Editorial d’Alexandre Gady, Président de Sites & Monuments

« NOUVEAU MONDE  » ?

La politique est «  l’art d’empêcher les gens de se mêler de ce qui les regarde  ». Ne pourrait-on placer l’année 2018 sous le patronage de ce cruel aphorisme de Paul Valéry ? Ou même y voir un hommage indirect au rôle des associations de citoyens, groupés autour d’un idéal à défendre  ? Depuis 117 ans, notre société essaye en effet de s’occuper de ce qui la regarde. Sans exclusive, elle travaille aujourd’hui avec d’autres associations, également actives pour défendre le bien public : Vieilles Maisons françaises, Paysages de France, France Nature Environnement, l’ordre des Architectes… ainsi que des dizaines d’associations locales, que nous sommes heureux d’appuyer, à l’occasion, de notre grand âge. La beauté des monuments, des villes et des paysages regarde tout le monde, et cette beauté offerte est donc une richesse qui nous concerne.

L’année qui s’achève offre un bon bilan du «  Nouveau Monde  » politique en action. Celui-ci est contrasté, sinon contradictoire, démontrant si c’était nécessaire que le «  en même temps » macronien ne fonctionne pas mieux ici qu’ailleurs… 2018 a ainsi connu un combat majeur sur le plan législatif, combat toujours recommencé depuis vingt ans : la défense du système de protection français, menacé par la loi dite «  élan  », qui a attaqué encore une fois le rôle de l’architecte des Bâtiments de France ; bien que née dans le «  Nouveau Monde  », celle-ci a un furieux air de «  déjà-vu  »… Nous avons bataillé, écrit, consulté, démarché et déposé des amendements. En vain, et c’est une commission mixte paritaire qui a fini par dire la loi cet automne. L’avis conforme des abf sera bien entamé dans deux cas précis. Mauvais signal !

Disons-le sans détour  : cette loi est une collection de mauvais coups portés à des domaines divers, tous liés à l’architecture et au logement. Elle appartient à la catégorie des textes dictés par les lobbys, en l’occurrence ceux du BTP, et aura demain des conséquences fâcheuses, insidieuses dans un premier temps, visibles quand il sera trop tard pour réagir.

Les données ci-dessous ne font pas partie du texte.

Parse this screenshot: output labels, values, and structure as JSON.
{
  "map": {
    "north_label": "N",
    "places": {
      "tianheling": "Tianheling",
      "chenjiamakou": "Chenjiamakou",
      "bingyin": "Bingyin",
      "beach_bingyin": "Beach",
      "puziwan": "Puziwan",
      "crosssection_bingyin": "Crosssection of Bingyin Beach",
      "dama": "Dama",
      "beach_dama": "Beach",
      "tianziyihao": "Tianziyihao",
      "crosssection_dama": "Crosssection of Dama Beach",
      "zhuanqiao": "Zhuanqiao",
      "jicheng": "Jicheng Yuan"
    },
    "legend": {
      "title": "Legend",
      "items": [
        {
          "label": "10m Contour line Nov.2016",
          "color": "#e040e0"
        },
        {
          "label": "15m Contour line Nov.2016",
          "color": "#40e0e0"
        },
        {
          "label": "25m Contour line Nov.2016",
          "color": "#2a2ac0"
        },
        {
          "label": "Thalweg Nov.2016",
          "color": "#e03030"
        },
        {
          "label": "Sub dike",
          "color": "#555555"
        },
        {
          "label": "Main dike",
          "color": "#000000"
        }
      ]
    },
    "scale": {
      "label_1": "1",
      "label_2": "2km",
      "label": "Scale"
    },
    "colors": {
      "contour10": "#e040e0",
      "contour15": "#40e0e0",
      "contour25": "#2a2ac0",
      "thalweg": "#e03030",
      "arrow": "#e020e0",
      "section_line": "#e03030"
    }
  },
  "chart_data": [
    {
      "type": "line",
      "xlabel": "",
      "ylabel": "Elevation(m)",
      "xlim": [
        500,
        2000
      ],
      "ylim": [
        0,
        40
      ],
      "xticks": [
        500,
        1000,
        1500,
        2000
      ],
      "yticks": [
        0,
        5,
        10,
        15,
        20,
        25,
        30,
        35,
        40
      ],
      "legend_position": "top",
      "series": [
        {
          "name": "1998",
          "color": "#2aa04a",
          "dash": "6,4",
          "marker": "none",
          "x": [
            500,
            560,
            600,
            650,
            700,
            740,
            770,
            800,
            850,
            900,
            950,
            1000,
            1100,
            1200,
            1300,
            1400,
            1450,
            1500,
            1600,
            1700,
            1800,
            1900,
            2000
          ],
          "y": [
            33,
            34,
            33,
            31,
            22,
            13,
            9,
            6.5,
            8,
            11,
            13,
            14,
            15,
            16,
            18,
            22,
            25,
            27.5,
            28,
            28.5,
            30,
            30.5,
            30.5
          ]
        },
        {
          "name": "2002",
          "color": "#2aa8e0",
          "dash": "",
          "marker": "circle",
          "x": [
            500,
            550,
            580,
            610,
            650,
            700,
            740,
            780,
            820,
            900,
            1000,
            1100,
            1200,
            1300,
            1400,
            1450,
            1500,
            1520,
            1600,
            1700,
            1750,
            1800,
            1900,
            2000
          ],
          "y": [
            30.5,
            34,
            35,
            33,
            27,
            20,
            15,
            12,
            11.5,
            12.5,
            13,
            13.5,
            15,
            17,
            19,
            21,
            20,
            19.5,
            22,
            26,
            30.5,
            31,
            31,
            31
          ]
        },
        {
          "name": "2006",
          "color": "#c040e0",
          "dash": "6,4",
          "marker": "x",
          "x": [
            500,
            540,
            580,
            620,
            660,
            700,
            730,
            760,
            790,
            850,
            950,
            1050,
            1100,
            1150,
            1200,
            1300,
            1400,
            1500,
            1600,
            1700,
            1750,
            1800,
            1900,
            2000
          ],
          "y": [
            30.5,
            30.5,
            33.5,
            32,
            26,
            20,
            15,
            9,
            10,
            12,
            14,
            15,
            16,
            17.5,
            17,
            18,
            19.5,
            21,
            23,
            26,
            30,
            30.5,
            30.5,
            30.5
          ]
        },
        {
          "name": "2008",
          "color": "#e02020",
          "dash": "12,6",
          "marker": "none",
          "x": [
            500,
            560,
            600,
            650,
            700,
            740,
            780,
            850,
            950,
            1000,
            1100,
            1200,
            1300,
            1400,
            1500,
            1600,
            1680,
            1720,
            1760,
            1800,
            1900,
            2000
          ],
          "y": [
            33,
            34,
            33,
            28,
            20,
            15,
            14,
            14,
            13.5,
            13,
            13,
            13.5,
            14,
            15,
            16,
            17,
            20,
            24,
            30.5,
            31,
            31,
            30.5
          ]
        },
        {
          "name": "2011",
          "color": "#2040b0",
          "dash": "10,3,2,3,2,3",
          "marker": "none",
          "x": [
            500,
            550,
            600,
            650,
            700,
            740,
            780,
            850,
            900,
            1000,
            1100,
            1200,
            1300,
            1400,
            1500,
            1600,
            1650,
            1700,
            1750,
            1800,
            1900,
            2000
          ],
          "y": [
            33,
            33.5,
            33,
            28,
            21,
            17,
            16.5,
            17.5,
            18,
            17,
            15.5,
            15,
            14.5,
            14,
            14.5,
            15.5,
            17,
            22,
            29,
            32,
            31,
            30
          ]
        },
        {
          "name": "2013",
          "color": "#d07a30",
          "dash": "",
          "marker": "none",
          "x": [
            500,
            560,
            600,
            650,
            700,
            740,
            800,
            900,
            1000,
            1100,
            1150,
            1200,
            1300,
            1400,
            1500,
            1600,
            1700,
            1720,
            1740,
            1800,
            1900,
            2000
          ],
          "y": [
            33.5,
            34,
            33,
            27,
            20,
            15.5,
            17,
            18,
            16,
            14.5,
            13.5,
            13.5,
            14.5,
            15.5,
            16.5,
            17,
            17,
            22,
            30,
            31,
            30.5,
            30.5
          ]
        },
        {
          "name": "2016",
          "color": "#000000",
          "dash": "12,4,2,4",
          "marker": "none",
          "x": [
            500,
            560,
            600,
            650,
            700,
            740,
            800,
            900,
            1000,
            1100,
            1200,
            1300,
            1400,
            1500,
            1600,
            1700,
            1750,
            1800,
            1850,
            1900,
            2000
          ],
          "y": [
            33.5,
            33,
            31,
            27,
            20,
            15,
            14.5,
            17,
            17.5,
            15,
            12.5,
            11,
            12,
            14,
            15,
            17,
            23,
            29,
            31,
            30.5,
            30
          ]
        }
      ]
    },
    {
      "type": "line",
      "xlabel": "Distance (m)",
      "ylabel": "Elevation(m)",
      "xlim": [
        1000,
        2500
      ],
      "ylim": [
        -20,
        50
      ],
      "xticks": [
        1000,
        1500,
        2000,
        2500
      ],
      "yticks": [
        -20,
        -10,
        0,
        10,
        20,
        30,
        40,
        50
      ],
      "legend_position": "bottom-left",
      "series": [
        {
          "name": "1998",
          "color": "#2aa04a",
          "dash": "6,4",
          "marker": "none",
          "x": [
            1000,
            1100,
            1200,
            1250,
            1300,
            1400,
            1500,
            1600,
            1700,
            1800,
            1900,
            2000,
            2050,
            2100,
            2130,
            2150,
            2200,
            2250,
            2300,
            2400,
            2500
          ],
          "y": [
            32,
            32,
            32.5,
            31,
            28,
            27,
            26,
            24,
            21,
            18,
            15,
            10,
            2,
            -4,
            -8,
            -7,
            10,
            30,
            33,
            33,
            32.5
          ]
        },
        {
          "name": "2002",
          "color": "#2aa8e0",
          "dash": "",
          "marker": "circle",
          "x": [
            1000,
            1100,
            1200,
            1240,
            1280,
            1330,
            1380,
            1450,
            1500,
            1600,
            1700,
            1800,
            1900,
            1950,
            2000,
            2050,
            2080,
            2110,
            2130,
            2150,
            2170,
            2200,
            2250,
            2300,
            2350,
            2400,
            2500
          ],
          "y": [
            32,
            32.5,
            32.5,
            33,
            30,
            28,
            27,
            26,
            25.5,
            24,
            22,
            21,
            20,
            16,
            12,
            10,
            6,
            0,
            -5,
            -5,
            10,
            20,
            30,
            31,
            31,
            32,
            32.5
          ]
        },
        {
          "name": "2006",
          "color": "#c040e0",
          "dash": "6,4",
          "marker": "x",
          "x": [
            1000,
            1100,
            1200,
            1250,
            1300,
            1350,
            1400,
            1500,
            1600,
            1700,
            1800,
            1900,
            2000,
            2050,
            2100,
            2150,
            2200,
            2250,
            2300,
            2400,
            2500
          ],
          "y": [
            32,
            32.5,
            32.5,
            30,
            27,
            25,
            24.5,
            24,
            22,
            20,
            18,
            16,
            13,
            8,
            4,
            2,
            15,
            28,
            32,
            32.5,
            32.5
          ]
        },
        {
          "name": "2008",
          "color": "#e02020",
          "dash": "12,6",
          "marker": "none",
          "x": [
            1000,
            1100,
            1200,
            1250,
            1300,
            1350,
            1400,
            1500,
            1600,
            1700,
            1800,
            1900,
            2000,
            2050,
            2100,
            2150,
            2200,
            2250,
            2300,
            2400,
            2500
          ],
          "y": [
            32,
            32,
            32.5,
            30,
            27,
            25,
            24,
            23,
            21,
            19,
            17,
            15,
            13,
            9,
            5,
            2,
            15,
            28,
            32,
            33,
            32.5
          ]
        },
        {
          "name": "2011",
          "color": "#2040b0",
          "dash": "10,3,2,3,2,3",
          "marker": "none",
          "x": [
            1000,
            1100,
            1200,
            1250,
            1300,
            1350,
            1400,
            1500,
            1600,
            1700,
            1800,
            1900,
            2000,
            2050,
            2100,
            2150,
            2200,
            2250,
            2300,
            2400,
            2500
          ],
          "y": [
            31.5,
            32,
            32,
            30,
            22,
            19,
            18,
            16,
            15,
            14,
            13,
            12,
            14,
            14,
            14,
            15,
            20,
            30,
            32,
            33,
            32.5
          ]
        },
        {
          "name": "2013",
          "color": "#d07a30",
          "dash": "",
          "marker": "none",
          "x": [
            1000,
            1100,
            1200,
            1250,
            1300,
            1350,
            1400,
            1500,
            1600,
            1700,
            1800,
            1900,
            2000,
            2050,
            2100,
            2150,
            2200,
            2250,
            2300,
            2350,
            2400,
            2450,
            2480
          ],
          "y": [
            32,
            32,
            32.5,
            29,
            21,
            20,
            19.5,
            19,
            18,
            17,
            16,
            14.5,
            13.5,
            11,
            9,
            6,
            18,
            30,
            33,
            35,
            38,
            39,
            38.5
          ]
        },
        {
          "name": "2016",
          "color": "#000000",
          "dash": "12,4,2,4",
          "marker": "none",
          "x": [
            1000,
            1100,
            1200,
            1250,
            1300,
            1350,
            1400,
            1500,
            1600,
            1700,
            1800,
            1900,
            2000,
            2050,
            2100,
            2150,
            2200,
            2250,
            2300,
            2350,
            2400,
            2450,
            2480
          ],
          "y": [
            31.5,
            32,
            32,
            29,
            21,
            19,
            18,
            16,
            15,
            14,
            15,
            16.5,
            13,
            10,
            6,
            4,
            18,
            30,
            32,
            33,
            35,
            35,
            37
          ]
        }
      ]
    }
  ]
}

Quel contraste avec le bilan positif de deux initiatives de l’Élysée en matière de patrimoine  ! Conformément à ses promesses de campagne, le Président de la République a bien engagé le sauvetage du château royal de Villers-Cotterêts, confié au Centre des Monuments nationaux et voué demain à devenir un haut lieu de la francophonie. Surtout, la mission confiée à Stéphane Bern – un de nos adhérents, que nous saluons amicalement – a été un grand succès populaire. Grâce à l’engagement formidable de l’animateur médiatique, le Loto du patrimoine de septembre dernier a tenu ses promesses. On n’a jamais autant parlé de patrimoine au plus haut sommet de l’État. Voilà une chose qui nous enchante et nous encourage.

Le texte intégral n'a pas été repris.